# Dura-Ace C24 vs. Racing Zero



## achc (Apr 20, 2010)

I have googled up and found some post out there about "Dura-Ace C24 vs. Racing Zero" and seems to be pretty much 50/50. Any recommendation? 
This is my first road bike, a little overkilled eh. 

I have been mountain biking for years, always had custom wheelset such as Chris King, DT 240s, Industry Nine, etc instead of manufacturer wheelset like Mavic Crossmax or Shimano XTR (Dura-Ace in mtb world). Seems like road bike is a different story and many are manufacturer wheels.

Back to the point, the C24 and Racing 0 are similar price and both are tubeless. I was told the C24 is more of a climbing wheelset? I am in Toronto, Canada. Most riders are telling me there are no hills here so I shouldn't get C24. Another rider told me Fulcrums are heavy, for the price I am willing to pay, I can get carbon rims like C24 or some unknown brand carbon aero. But the Racing Zeros have carbon hub, ceramic bearings and aluminum spoke.

So far, I think these are the Pros of the two wheelset

C24
Carbon Rim
Lighter Weight
Steel spokes = cheap to replace

Racing Zero
Ceremic Bearing
Flashy look?
Campy is better then Shimano overall?

Which one is more aero? I was even considering Zipp 303 or 404 as there are no hills in Toronto. But how much benefit will I get with aero wheels in group ride anyways? Enve or 303s might be my next set, I was thinking of one set of aluminum rim and one set of aero.


----------



## icsloppl (Aug 25, 2009)

I currently have Racing 1's and have ridden the CL's several times but don't own them.

IMO -

It depends mostly on how heavy you are, what type of overall feel you're trying to create, and how crappy your road surfaces are.

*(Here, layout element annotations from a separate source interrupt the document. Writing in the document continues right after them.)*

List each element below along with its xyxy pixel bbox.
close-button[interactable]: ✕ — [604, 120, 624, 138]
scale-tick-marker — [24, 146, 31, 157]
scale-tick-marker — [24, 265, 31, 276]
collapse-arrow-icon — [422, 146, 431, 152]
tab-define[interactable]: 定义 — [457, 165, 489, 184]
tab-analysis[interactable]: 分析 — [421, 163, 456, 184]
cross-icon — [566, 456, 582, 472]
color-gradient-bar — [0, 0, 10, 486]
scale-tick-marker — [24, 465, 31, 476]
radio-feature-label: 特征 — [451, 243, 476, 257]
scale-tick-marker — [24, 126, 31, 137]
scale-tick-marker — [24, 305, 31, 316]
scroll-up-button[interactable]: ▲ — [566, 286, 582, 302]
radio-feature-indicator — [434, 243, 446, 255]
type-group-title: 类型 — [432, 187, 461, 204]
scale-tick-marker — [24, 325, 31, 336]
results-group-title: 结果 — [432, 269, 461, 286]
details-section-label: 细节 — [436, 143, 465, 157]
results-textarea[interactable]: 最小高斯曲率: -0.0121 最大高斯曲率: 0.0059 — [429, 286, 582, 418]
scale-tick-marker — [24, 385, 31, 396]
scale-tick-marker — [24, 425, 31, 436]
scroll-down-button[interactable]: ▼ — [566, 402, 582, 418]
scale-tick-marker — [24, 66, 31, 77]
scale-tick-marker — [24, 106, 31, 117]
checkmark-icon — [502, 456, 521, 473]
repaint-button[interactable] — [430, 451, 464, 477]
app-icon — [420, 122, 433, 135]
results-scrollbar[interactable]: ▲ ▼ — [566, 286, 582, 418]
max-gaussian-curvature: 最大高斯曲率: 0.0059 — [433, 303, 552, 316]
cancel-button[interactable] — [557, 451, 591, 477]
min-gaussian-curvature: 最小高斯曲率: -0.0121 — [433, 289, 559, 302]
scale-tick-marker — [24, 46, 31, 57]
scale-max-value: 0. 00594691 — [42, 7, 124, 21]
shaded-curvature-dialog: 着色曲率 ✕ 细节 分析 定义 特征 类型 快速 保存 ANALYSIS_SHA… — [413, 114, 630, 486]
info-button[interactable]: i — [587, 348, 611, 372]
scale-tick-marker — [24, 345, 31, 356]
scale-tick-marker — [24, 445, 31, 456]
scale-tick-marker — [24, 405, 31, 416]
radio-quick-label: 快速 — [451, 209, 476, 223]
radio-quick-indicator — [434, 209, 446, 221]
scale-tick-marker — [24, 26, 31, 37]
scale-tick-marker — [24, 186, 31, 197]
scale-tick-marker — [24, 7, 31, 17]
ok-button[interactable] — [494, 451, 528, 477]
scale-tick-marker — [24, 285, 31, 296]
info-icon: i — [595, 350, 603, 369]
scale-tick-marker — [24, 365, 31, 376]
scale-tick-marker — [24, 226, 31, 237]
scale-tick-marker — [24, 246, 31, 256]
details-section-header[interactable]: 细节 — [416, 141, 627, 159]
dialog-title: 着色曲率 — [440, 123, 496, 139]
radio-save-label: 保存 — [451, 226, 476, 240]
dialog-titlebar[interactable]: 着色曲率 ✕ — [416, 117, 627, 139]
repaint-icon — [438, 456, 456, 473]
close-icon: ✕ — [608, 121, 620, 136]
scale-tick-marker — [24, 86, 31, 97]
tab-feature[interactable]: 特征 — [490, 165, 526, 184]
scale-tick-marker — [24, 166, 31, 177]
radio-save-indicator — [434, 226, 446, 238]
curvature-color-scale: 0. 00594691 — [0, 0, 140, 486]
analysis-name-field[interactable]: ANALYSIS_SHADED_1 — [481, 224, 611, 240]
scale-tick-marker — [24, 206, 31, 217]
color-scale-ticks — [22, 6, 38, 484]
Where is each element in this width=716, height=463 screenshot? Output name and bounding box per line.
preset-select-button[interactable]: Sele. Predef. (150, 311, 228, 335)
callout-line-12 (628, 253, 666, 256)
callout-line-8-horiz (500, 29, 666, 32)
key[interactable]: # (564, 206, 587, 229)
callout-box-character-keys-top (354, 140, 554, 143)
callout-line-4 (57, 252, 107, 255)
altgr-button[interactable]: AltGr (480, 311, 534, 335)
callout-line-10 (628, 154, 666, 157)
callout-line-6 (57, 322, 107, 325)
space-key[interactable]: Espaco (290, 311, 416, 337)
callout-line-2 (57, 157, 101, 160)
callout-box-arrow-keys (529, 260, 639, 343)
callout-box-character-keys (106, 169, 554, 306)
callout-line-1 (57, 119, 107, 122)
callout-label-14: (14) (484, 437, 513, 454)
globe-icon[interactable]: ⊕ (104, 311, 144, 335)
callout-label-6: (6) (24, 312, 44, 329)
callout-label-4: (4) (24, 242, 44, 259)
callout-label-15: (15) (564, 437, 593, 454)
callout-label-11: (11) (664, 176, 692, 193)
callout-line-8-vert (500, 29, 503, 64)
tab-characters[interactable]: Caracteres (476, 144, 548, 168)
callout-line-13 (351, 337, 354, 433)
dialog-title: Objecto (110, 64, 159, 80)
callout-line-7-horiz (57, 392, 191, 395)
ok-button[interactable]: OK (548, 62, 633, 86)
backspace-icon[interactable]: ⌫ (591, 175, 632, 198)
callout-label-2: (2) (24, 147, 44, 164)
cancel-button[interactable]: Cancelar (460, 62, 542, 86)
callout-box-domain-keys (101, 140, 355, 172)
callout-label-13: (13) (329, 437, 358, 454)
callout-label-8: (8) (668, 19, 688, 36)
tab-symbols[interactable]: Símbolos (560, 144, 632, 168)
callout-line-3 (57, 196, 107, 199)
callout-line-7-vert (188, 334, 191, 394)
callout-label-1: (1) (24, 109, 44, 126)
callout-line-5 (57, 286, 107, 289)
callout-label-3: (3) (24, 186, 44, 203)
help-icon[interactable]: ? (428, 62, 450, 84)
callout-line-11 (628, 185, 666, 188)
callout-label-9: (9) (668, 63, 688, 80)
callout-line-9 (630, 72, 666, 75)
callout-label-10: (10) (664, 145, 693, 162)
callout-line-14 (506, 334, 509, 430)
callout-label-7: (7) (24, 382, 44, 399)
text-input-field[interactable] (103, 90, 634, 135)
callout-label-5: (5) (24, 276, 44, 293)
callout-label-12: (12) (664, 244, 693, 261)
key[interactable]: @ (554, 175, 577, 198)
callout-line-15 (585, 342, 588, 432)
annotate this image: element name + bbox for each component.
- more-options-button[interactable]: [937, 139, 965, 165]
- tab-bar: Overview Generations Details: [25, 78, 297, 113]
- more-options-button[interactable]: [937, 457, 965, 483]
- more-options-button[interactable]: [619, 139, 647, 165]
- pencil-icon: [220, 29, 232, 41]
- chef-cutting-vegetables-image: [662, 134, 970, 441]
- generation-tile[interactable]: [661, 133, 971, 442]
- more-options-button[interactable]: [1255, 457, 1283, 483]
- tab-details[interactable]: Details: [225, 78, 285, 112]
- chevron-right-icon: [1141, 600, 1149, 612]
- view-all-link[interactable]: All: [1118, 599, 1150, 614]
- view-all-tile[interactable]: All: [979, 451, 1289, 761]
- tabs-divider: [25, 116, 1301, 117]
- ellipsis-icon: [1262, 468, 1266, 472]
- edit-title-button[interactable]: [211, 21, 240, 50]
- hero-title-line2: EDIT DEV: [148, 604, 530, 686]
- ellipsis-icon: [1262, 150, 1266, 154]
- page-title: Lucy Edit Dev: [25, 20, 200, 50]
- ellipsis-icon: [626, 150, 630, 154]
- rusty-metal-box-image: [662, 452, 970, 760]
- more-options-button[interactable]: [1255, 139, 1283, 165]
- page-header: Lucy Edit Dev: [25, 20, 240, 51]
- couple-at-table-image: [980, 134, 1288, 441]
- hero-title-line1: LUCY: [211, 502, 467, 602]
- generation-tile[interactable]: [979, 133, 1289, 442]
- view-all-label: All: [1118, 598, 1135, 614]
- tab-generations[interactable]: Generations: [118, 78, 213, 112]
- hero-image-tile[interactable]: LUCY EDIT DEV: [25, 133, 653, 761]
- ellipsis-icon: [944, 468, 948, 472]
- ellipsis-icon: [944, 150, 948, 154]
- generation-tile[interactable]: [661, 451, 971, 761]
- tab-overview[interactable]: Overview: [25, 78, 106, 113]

They are both very aero for a conventional rim depth and are superb in crosswinds. The CL's feel like they spin up faster and are easier to accelerate overall. The Fulcrums hold speed better perhaps, particularly at > 25mph or so.

The thing about the Fulcrums is that they are just deadly stiff. Most people who see this statement will think "Yeah, that's a plus. Who wants wheel flex?". They are different. If you're not over 180lbs or so, be aware. They are super-tough, but there is a price to pay.

The CL's on the other hand have are one of the best (in my experience the best) feeling wheels available. Class, composure, acceleration, just a beautiful thing.


----------



## ukbloke (Sep 1, 2007)

If you go with the DuraAce C24, make sure you get the TL version if you want to go tubeless, not the CL version.


----------